To bolster his case he published data showing volume jumped 22 per cent last year to a record 146.6 million lots, with the value of trades up 32.8 per cent to $15.4 trillion (£10 trillion). With numbers like that, maybe the exchange has managed to make more than the pitiful £12.5m profit it generated in 2010.
But there is another reading on the LME's popularity: exchange deals are so difficult to do that when one is willing and able to open its doors to a suitor, everyone wants in on the action.
Among the 15 or so companies involved in the chase and under the scrutiny of the LME's board next month are thought to be Icap, the LSE, several Asian exchanges and even the Chicago Merchantile Exchange.
Although the LME has about 80 per cent of global futures trading in metals, the exchange is a unique property and it is unlikely that a deal will be killed off on the same grounds that the Deutsche NYSE deal has apparently been shot down.
The two, believe EU regulators, will dominate derivatives trading to an unhealthy degree. Mr Niederauer says this analysis is "fundamentally flawed" not least because it fails to include the substantial "over the counter" derivatives market (which the EU would ironically like to see brought under the wings of an exchange or two). Icap, the LSE and other rivals think otherwise and have vociferously objected.
The two unlucky chief executives will likely point to the Chicago Mercantile Exchange's monopoly in the US, arguing that Europe needs a "champion" to compete with it. Rivals say that isn't the point: they argue the merged company (it was never given a name) would be an over-mighty silo with the power to close the door on them.
With the deal in its death throes, what next for the two prospective partners?

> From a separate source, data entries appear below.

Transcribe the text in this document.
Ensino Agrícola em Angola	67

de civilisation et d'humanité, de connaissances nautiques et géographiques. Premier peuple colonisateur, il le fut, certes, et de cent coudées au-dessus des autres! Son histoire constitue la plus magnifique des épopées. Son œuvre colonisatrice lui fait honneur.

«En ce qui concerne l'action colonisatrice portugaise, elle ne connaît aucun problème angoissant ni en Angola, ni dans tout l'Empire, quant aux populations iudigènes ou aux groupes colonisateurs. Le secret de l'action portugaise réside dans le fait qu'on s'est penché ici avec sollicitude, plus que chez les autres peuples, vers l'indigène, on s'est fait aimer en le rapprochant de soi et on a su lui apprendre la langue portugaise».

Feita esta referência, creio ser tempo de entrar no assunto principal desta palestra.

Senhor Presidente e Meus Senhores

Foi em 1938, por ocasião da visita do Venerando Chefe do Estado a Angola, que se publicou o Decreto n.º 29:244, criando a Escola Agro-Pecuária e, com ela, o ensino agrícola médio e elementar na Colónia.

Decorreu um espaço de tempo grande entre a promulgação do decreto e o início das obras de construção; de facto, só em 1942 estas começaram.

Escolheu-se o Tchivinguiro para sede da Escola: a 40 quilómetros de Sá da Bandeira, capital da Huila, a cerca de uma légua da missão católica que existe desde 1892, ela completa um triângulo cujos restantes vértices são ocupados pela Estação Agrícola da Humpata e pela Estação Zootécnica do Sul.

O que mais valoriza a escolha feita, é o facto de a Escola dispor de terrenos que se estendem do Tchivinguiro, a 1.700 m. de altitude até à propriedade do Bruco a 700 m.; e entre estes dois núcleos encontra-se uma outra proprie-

Their merger is as much defensive as anything else, particularly for the NYSE, which still boasts an antiquated, open outcry trading floor and wants to avoid becoming an irrelevance.
Deutsche remains a big beast with a big derivatives business (in the form of Eurex). But it has repeatedly failed to pull off deals. It has twice made a run at the LSE, and put in a failed bid for Liffe, the London futures exchange, before the latter's takeover by Euronext. These are just the more famous flops.
Andreas Preuss, the head of Eurex, is due in London towards the end of the month, but probably won't say much.
Could either one, however, look to the LSE? It has Europe's largest cash equities market, but is no more than a medium-sized group in global terms with a need to bulk up its derivatives offering. The LSE is pursuing a tie up with LCH. Clearnet, which sits between buyers and sellers and guarantees trades if one side blows up. That will likely escape regulatory sanction (Deutsche might huff and puff, but it owns a similar operation).
It is also listed in an open market where political considerations that hamper deals elsewhere don't appear to hold as much sway.
The trouble is the LSE has a canny chief executive in Xavier Rolet who isn't keen to sell. Relations with Deutsche are poor, and the LSE has twice successfully rebuffed hostile approaches from the US (both tabled by the Nasdaq).
Perhaps the only avenue open to a potential suitor is the LME. The LSE's failure to buy Liffe crippled it strategically. The LME isn't that sort of prize, but there isn't much left after it has gone.
With an auction process in full swing, if Mr Rolet is tempted to overpay it could open an opportunity for a rival to swoop. But Mr Rolet knows this and is too clever to have entered the LME race without having sounded out his powerful Asian shareholders first.
The LME may really be the last game in town, at least for now.